Вообще он был человек в высшей степени тактичный, который везде умел себя держать; в необходимых случаях он не только не робел, но охотно вмешивался в разговор, поминутно вспоминая то «этого почтенного комиссара», то «этого милейшего начальника», с которым на днях играл по копейке в преферанс. Словом, он старался показать, что находится в дружеских отношениях со всеми властями Ословицкого уезда. Правда, иногда он замечал, что дамы, слушая его рассказы, как-то странно поглядывали в тарелки, но думал, что это в моде. Удивляло его и то, что тотчас же после обеда помещик, не дожидаясь, когда он станет прощаться, хлопал его по плечу, говоря: «Ну, прощайте, пан Золзикевич!» — однако полагал, что и это принято в высшем обществе, К тому же, когда хозяин пожимал ему на прощанье руку, в ней всегда что-то шуршало; тогда, оцарапав ладонь хозяину, он сгибал пальцы, перекладывал в свой карман «что-то» и неизменно прибавлял: «Пане! Между нами это уж совсем лишнее! Что же касается вашего дела, то будьте покойны».
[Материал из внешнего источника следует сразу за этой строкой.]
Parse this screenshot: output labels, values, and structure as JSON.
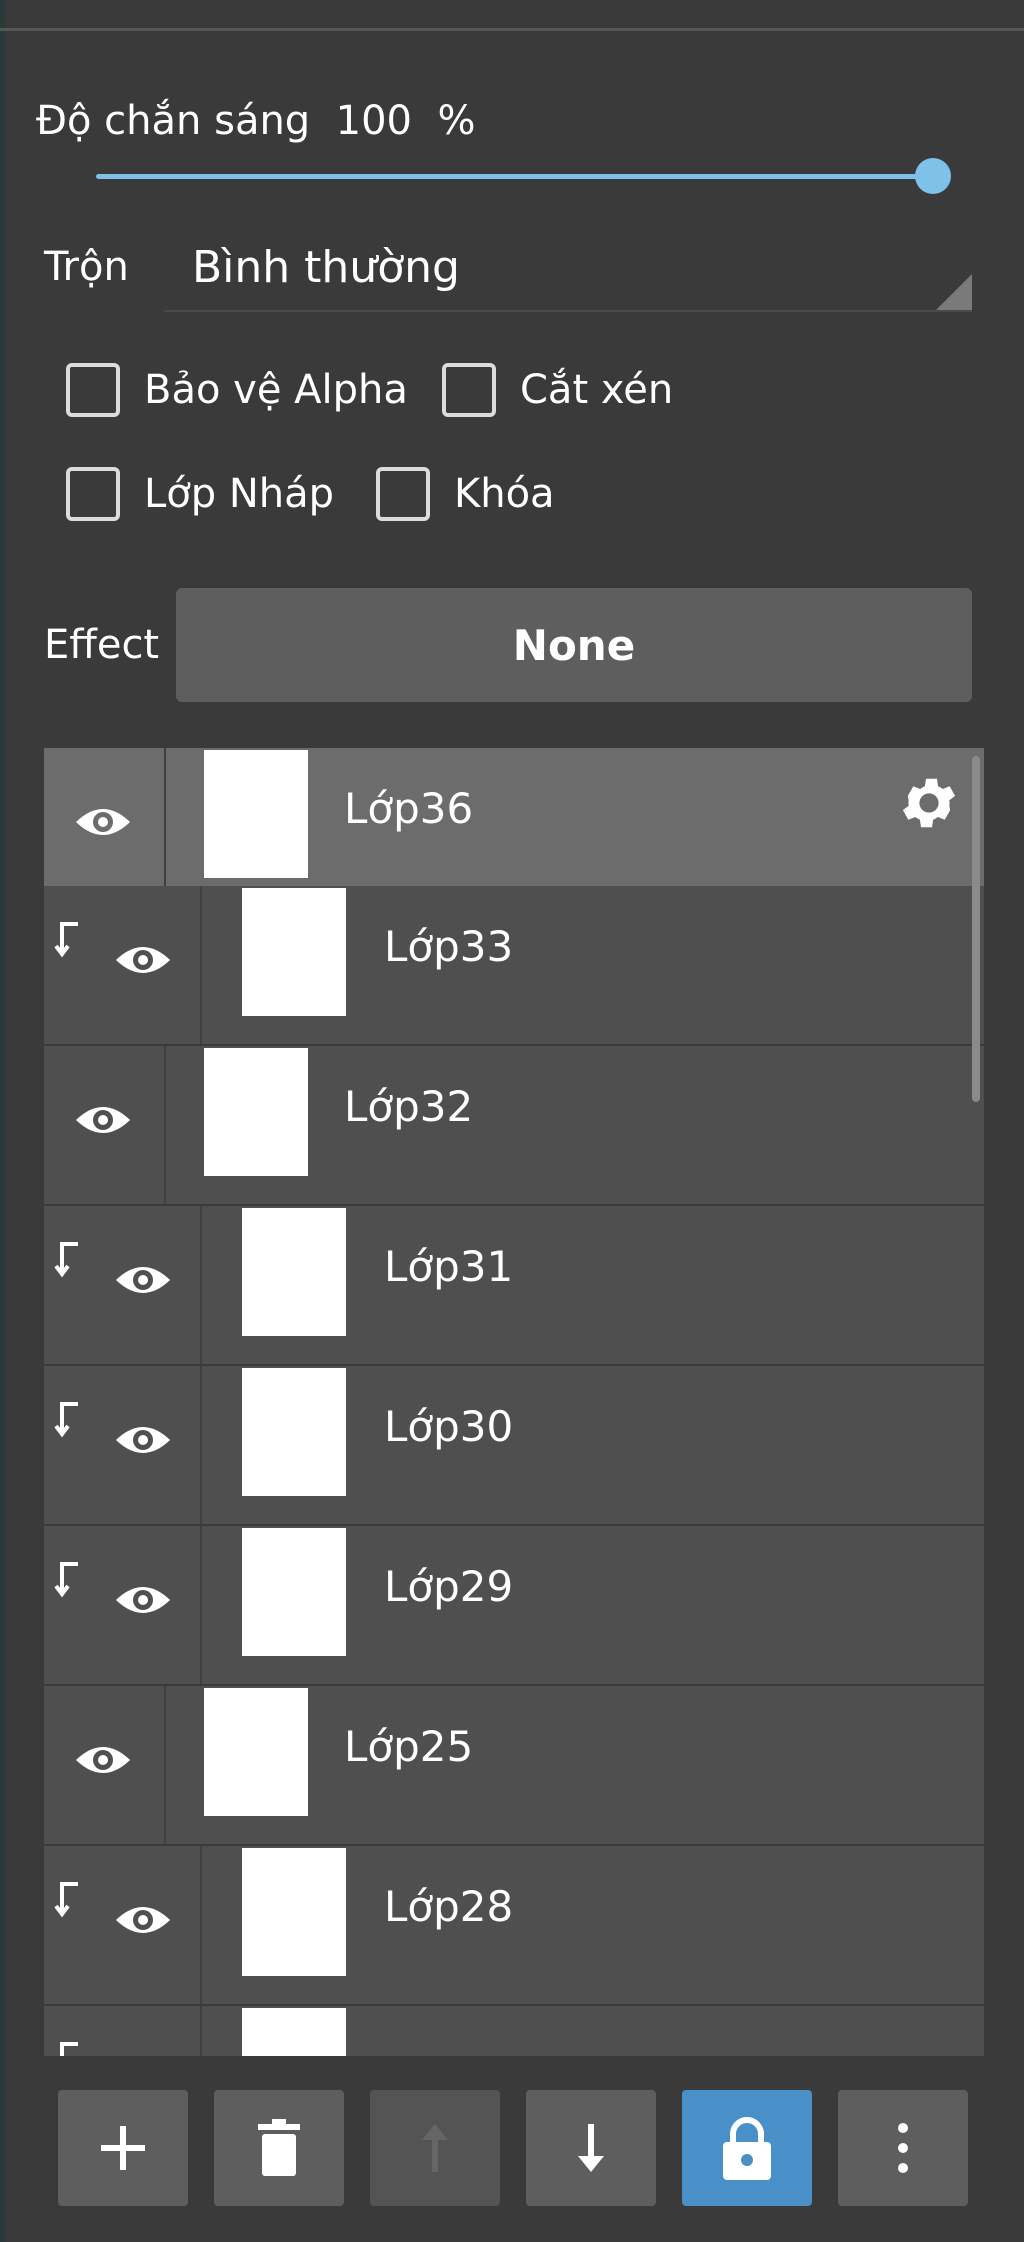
{
  "opacity": {
    "label": "Độ chắn sáng",
    "value": "100",
    "unit": "%",
    "level": 1.0
  },
  "blend": {
    "label": "Trộn",
    "value": "Bình thường"
  },
  "checkboxes": {
    "protect_alpha": "Bảo vệ Alpha",
    "clipping": "Cắt xén",
    "draft_layer": "Lớp Nháp",
    "lock": "Khóa"
  },
  "effect": {
    "label": "Effect",
    "value": "None"
  },
  "layers": [
    {
      "name": "Lớp36",
      "clipped": false,
      "selected": true
    },
    {
      "name": "Lớp33",
      "clipped": true,
      "selected": false
    },
    {
      "name": "Lớp32",
      "clipped": false,
      "selected": false
    },
    {
      "name": "Lớp31",
      "clipped": true,
      "selected": false
    },
    {
      "name": "Lớp30",
      "clipped": true,
      "selected": false
    },
    {
      "name": "Lớp29",
      "clipped": true,
      "selected": false
    },
    {
      "name": "Lớp25",
      "clipped": false,
      "selected": false
    },
    {
      "name": "Lớp28",
      "clipped": true,
      "selected": false
    },
    {
      "name": "",
      "clipped": true,
      "selected": false
    }
  ],
  "toolbar": {
    "buttons": [
      {
        "icon": "plus-icon"
      },
      {
        "icon": "trash-icon"
      },
      {
        "icon": "arrow-up-icon",
        "disabled": true
      },
      {
        "icon": "arrow-down-icon"
      },
      {
        "icon": "lock-icon",
        "active": true
      },
      {
        "icon": "more-vertical-icon"
      }
    ]
  },
  "colors": {
    "accent": "#7ec2ea",
    "active_button": "#4a90c8",
    "panel_bg": "#3a3a3a",
    "row_bg": "#4f4f4f",
    "row_selected": "#6c6c6c"
  }
}
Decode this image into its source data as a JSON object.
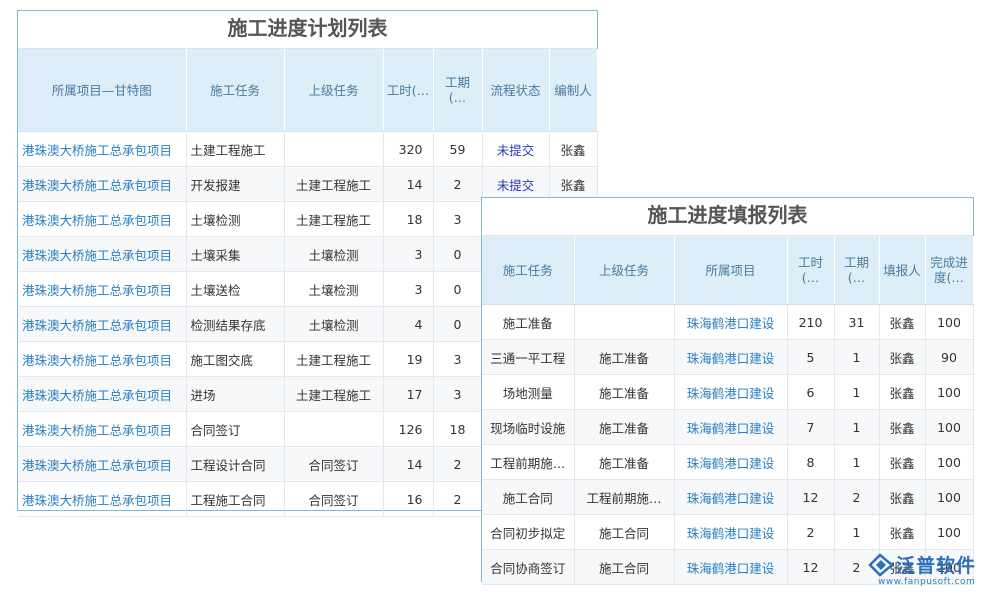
{
  "plan": {
    "title": "施工进度计划列表",
    "headers": [
      "所属项目—甘特图",
      "施工任务",
      "上级任务",
      "工时(…",
      "工期(…",
      "流程状态",
      "编制人"
    ],
    "rows": [
      {
        "project": "港珠澳大桥施工总承包项目",
        "task": "土建工程施工",
        "parent": "",
        "hours": "320",
        "days": "59",
        "status": "未提交",
        "owner": "张鑫"
      },
      {
        "project": "港珠澳大桥施工总承包项目",
        "task": "开发报建",
        "parent": "土建工程施工",
        "hours": "14",
        "days": "2",
        "status": "未提交",
        "owner": "张鑫"
      },
      {
        "project": "港珠澳大桥施工总承包项目",
        "task": "土壤检测",
        "parent": "土建工程施工",
        "hours": "18",
        "days": "3",
        "status": "",
        "owner": ""
      },
      {
        "project": "港珠澳大桥施工总承包项目",
        "task": "土壤采集",
        "parent": "土壤检测",
        "hours": "3",
        "days": "0",
        "status": "",
        "owner": ""
      },
      {
        "project": "港珠澳大桥施工总承包项目",
        "task": "土壤送检",
        "parent": "土壤检测",
        "hours": "3",
        "days": "0",
        "status": "",
        "owner": ""
      },
      {
        "project": "港珠澳大桥施工总承包项目",
        "task": "检测结果存底",
        "parent": "土壤检测",
        "hours": "4",
        "days": "0",
        "status": "",
        "owner": ""
      },
      {
        "project": "港珠澳大桥施工总承包项目",
        "task": "施工图交底",
        "parent": "土建工程施工",
        "hours": "19",
        "days": "3",
        "status": "",
        "owner": ""
      },
      {
        "project": "港珠澳大桥施工总承包项目",
        "task": "进场",
        "parent": "土建工程施工",
        "hours": "17",
        "days": "3",
        "status": "",
        "owner": ""
      },
      {
        "project": "港珠澳大桥施工总承包项目",
        "task": "合同签订",
        "parent": "",
        "hours": "126",
        "days": "18",
        "status": "",
        "owner": ""
      },
      {
        "project": "港珠澳大桥施工总承包项目",
        "task": "工程设计合同",
        "parent": "合同签订",
        "hours": "14",
        "days": "2",
        "status": "",
        "owner": ""
      },
      {
        "project": "港珠澳大桥施工总承包项目",
        "task": "工程施工合同",
        "parent": "合同签订",
        "hours": "16",
        "days": "2",
        "status": "",
        "owner": ""
      }
    ]
  },
  "report": {
    "title": "施工进度填报列表",
    "headers": [
      "施工任务",
      "上级任务",
      "所属项目",
      "工时(…",
      "工期(…",
      "填报人",
      "完成进度(…"
    ],
    "rows": [
      {
        "task": "施工准备",
        "parent": "",
        "project": "珠海鹤港口建设",
        "hours": "210",
        "days": "31",
        "reporter": "张鑫",
        "progress": "100"
      },
      {
        "task": "三通一平工程",
        "parent": "施工准备",
        "project": "珠海鹤港口建设",
        "hours": "5",
        "days": "1",
        "reporter": "张鑫",
        "progress": "90"
      },
      {
        "task": "场地测量",
        "parent": "施工准备",
        "project": "珠海鹤港口建设",
        "hours": "6",
        "days": "1",
        "reporter": "张鑫",
        "progress": "100"
      },
      {
        "task": "现场临时设施",
        "parent": "施工准备",
        "project": "珠海鹤港口建设",
        "hours": "7",
        "days": "1",
        "reporter": "张鑫",
        "progress": "100"
      },
      {
        "task": "工程前期施…",
        "parent": "施工准备",
        "project": "珠海鹤港口建设",
        "hours": "8",
        "days": "1",
        "reporter": "张鑫",
        "progress": "100"
      },
      {
        "task": "施工合同",
        "parent": "工程前期施…",
        "project": "珠海鹤港口建设",
        "hours": "12",
        "days": "2",
        "reporter": "张鑫",
        "progress": "100"
      },
      {
        "task": "合同初步拟定",
        "parent": "施工合同",
        "project": "珠海鹤港口建设",
        "hours": "2",
        "days": "1",
        "reporter": "张鑫",
        "progress": "100"
      },
      {
        "task": "合同协商签订",
        "parent": "施工合同",
        "project": "珠海鹤港口建设",
        "hours": "12",
        "days": "2",
        "reporter": "张鑫",
        "progress": "100"
      }
    ]
  },
  "logo": {
    "name": "泛普软件",
    "url": "www.fanpusoft.com",
    "color": "#2d6fb8"
  }
}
В самом деле, пан мог быть спокойным, ибо пан Золзикевич держал в руках Бурака и гласного Гомулу, а они втроем держали в своих руках весь суд, которому оставалось только скреплять то, что решала эта тройка, В этом нет ничего удивительного: в каждом коллективе гениальные личности всегда стоят у руля.
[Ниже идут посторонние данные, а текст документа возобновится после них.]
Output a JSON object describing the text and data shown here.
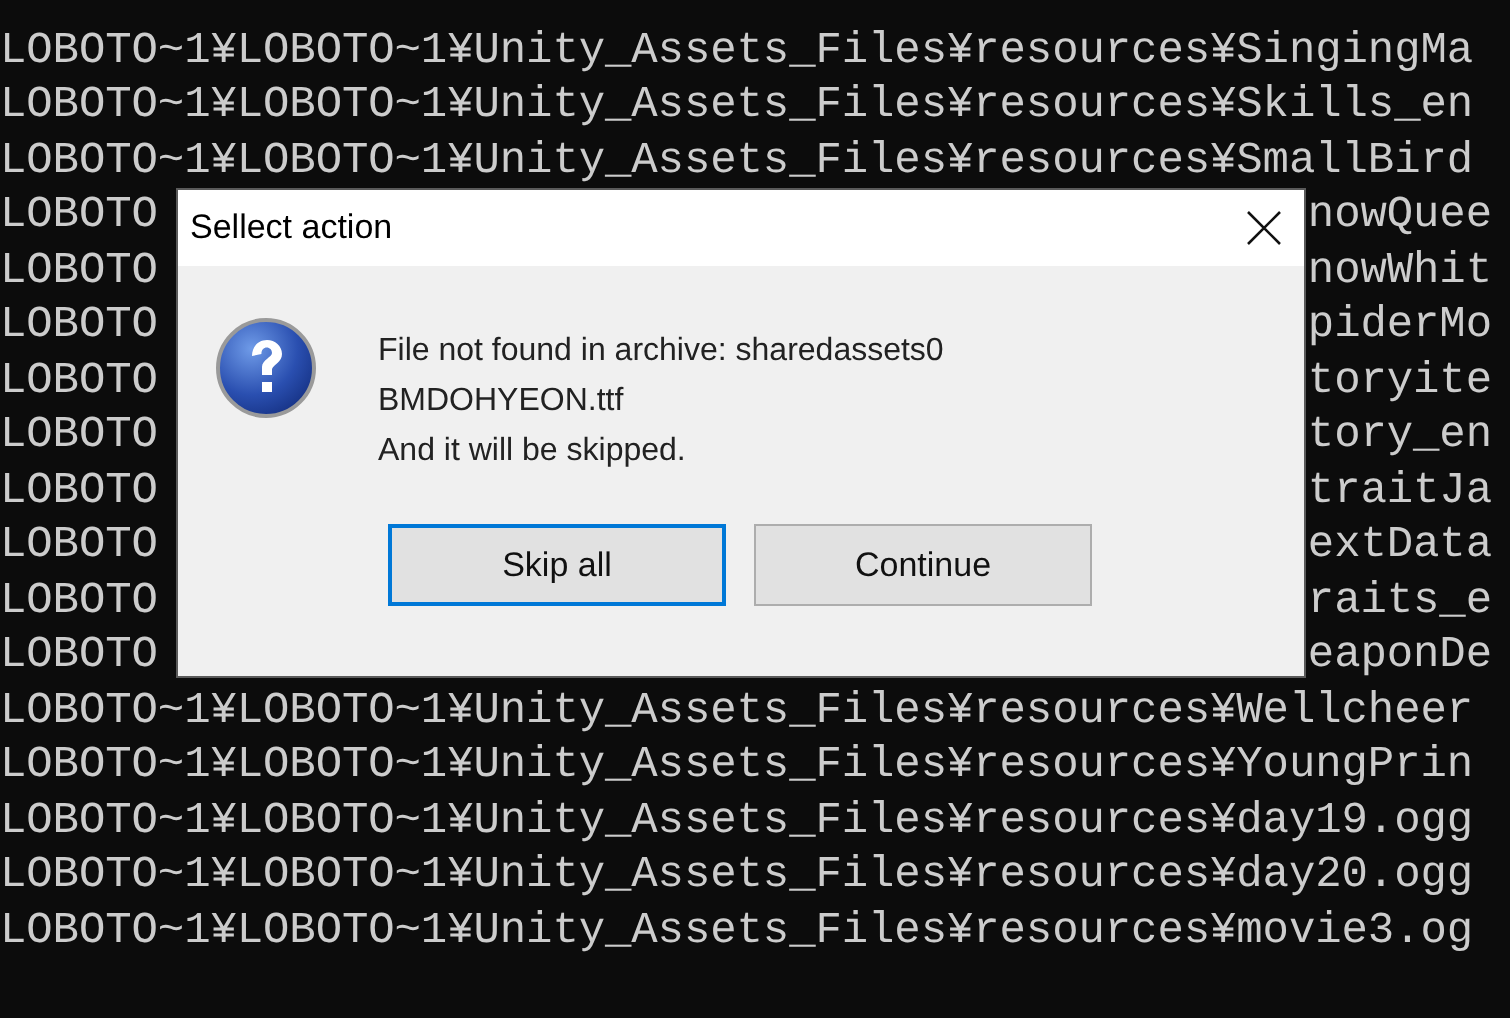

Благодаря столь твердому руководству и врожденным талантам Золзикевича дела волости, наверное, шли бы блестяще, но, к несчастью, пану Золзикевичу не всегда бывало угодно объяснить суду, как следует смотреть на известное дело с юридической точки зрения. В частности, дела, которым не предшествовало что-либо шуршащее, он представлял полностью на благоусмотрение судей. Во время разбора этих дел он упорно молчал, к величайшему беспокойству гласных, которые в таких случаях совсем теряли голову. Из шляхты один только Флосс, владелец Малого Прогресса, сначала посещал в качестве гласного заседания волостного суда, утверждая, что интеллигенция обязана принимать в них участие. Это возбудило всеобщее неудовольствие. Помещики считали его «красным», что подтверждала самая его фамилия; крестьяне же из демократического чувства отчужденности находили, что барину не подобает сидеть на одной скамье с мужиком, примером чего могут служить другие господа, которые этого не делают.